Regarding lesion distribution, degeneration was relatively prominent in the limbic system and cerebellum ([Tables 1 and 2](#t0001 t0002)). In addition, the striatum and thalamus showed clear evidence of degeneration (Table 1). A similar distribution pattern has been reported previously [13]. VV2 and MV2 subtypes of sporadic CJD display severe lesions in the limbic cortex and subcortical grey matter structures [7]. In particular, the lesion distribution in the present case resembled that of VV2 sporadic CJD (e.g., spongiosis was more pronounced in the hippocampal and parahippocampal regions than in the neocortex, and was especially marked in the cerebellum) [7]. Exceptions to this distribution pattern may also exist [15,16]; however, we believe that lesion distribution in plaque-type dCJD reflects the source of infection. In this case, the graft may have been contaminated with VV2 sporadic CJD.
The strengths of this case report include the reliability of diagnosis supported by neuropathological, biochemical, and genetic analyses. Furthermore, we presented detailed semi-quantitative pathological evaluations suggesting the characteristics of plaque-type dCJD and propagation pathway of PrP. A limitation of this case report is the rarity of dCJD. The reported longest incubation period is 30 years, and in many dCJD cases, transplantation of dura mater graft was performed between 1983 and 1987 [20]. We speculate that patients newly diagnosed with dCJD will be very rare in the future. Thus, it is difficult to conduct further comprehensive investigations in many plaque-type dCJD cases.

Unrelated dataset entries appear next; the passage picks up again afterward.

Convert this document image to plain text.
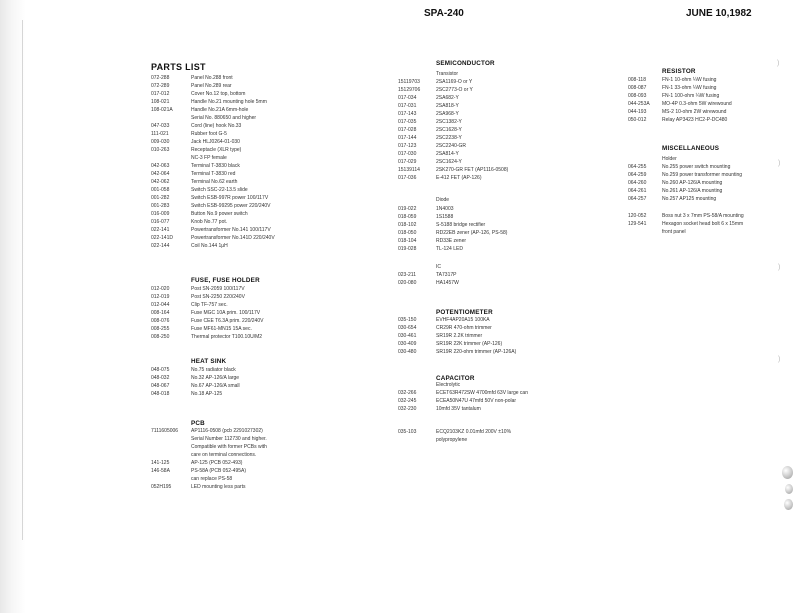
SPA-240	JUNE 10,1982
PARTS LIST
072-288	Panel No.288 front
072-289	Panel No.289 rear
017-012	Cover No.12 top, bottom
108-021	Handle No.21 mounting hole 5mm
108-021A	Handle No.21A 6mm-hole
Serial No. 880650 and higher
047-033	Cord (line) hook No.33
111-021	Rubber foot G-5
009-030	Jack HLJ0264-01-030
010-263	Receptacle (XLR type)
NC-3 FP female
042-063	Terminal T-3830 black
042-064	Terminal T-3830 red
042-062	Terminal No.62 earth
001-058	Switch SSC-22-13.5 slide
001-282	Switch ESB-997R power 100/117V
001-283	Switch ESB-99295 power 220/240V
016-009	Button No.9 power switch
016-077	Knob No.77 pot.
022-141	Powertransformer No.141 100/117V
022-141D	Powertransformer No.141D 220/240V
022-144	Coil No.144 1μH
FUSE, FUSE HOLDER
012-020	Post SN-2059 100/117V
012-019	Post SN-2250 220/240V
012-044	Clip TF-757 sec.
008-164	Fuse MGC 10A prim. 100/117V
008-076	Fuse CEE T6.3A prim. 220/240V
008-255	Fuse MF61-MN15 15A sec.
008-250	Thermal protector T100.10U/M2
HEAT SINK
048-075	No.75 radiator black
048-032	No.32 AP-126/A large
048-067	No.67 AP-126/A small
048-018	No.18 AP-125
PCB
7111605006	AP1116-0508 (pcb 2291027302)
Serial Number 112730 and higher.
Compatible with former PCBs with
care on terminal connections.
141-125	AP-125 (PCB 052-493)
146-58A	PS-58A (PCB 052-495A)
can replace PS-58
052H195	LED mounting less parts
SEMICONDUCTOR
Transistor
15119703	2SA1169-O or Y
15129706	2SC2773-O or Y
017-034	2SA682-Y
017-031	2SA818-Y
017-143	2SA968-Y
017-035	2SC1382-Y
017-028	2SC1628-Y
017-144	2SC2238-Y
017-123	2SC2240-GR
017-030	2SA814-Y
017-029	2SC1624-Y
15139114	2SK270-GR FET (AP1116-0508)
017-036	E-412 FET (AP-126)
Diode
019-022	1N4003
018-059	1S1588
018-102	S-5188 bridge rectifier
018-050	RD22EB zener (AP-126, PS-58)
018-104	RD33E zener
019-028	TL-124 LED
IC
023-211	TA7317P
020-080	HA1457W
POTENTIOMETER
035-150	EVHF4AP20A15 100KA
030-654	CR29R 470-ohm trimmer
030-461	SR19R 2.2K trimmer
030-409	SR19R 22K trimmer (AP-126)
030-480	SR19R 220-ohm trimmer (AP-126A)
CAPACITOR
Electrolytic
032-266	ECET63R472SW 4700mfd 63V large can
032-245	ECEA50N47U 47mfd 50V non-polar
032-230	10mfd 35V tantalum
035-103	ECQ2103KZ 0.01mfd 200V ±10%
polypropylene
RESISTOR
008-118	FN-1 10-ohm ¼W fusing
008-087	FN-1 33-ohm ¼W fusing
008-093	FN-1 100-ohm ¼W fusing
044-253A MO-4P 0.3-ohm 5W wirewound
044-193	MS-2 10-ohm 2W wirewound
050-012	Relay AP3423 HC2-P-DC480
MISCELLANEOUS
Holder
064-255	No.255 power switch mounting
064-259	No.259 power transformer mounting
064-260	No.260 AP-126/A mounting
064-261	No.261 AP-126/A mounting
064-257	No.257 AP125 mounting
120-052	Boss nut 3 x 7mm PS-58/A mounting
129-541	Hexagon socket head bolt 6 x 15mm
front panel
)
)
)
)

In summary, we reported an autopsy case of plaque-type dCJD consistent with acquired CJD-MMiK. PrP^Sc^ was detected in the brain and spinal cord, but not in systemic organs. Based on the clinical course and PrP deposition in the spinal cord and dorsal roots, we propose an indirect peripheral route of PrP transmission in plaque-type dCJD. Furthermore, degeneration was widely distributed throughout the brain and spinal cord, but was generally mild, with a pattern resembling that of VV2 sporadic CJD.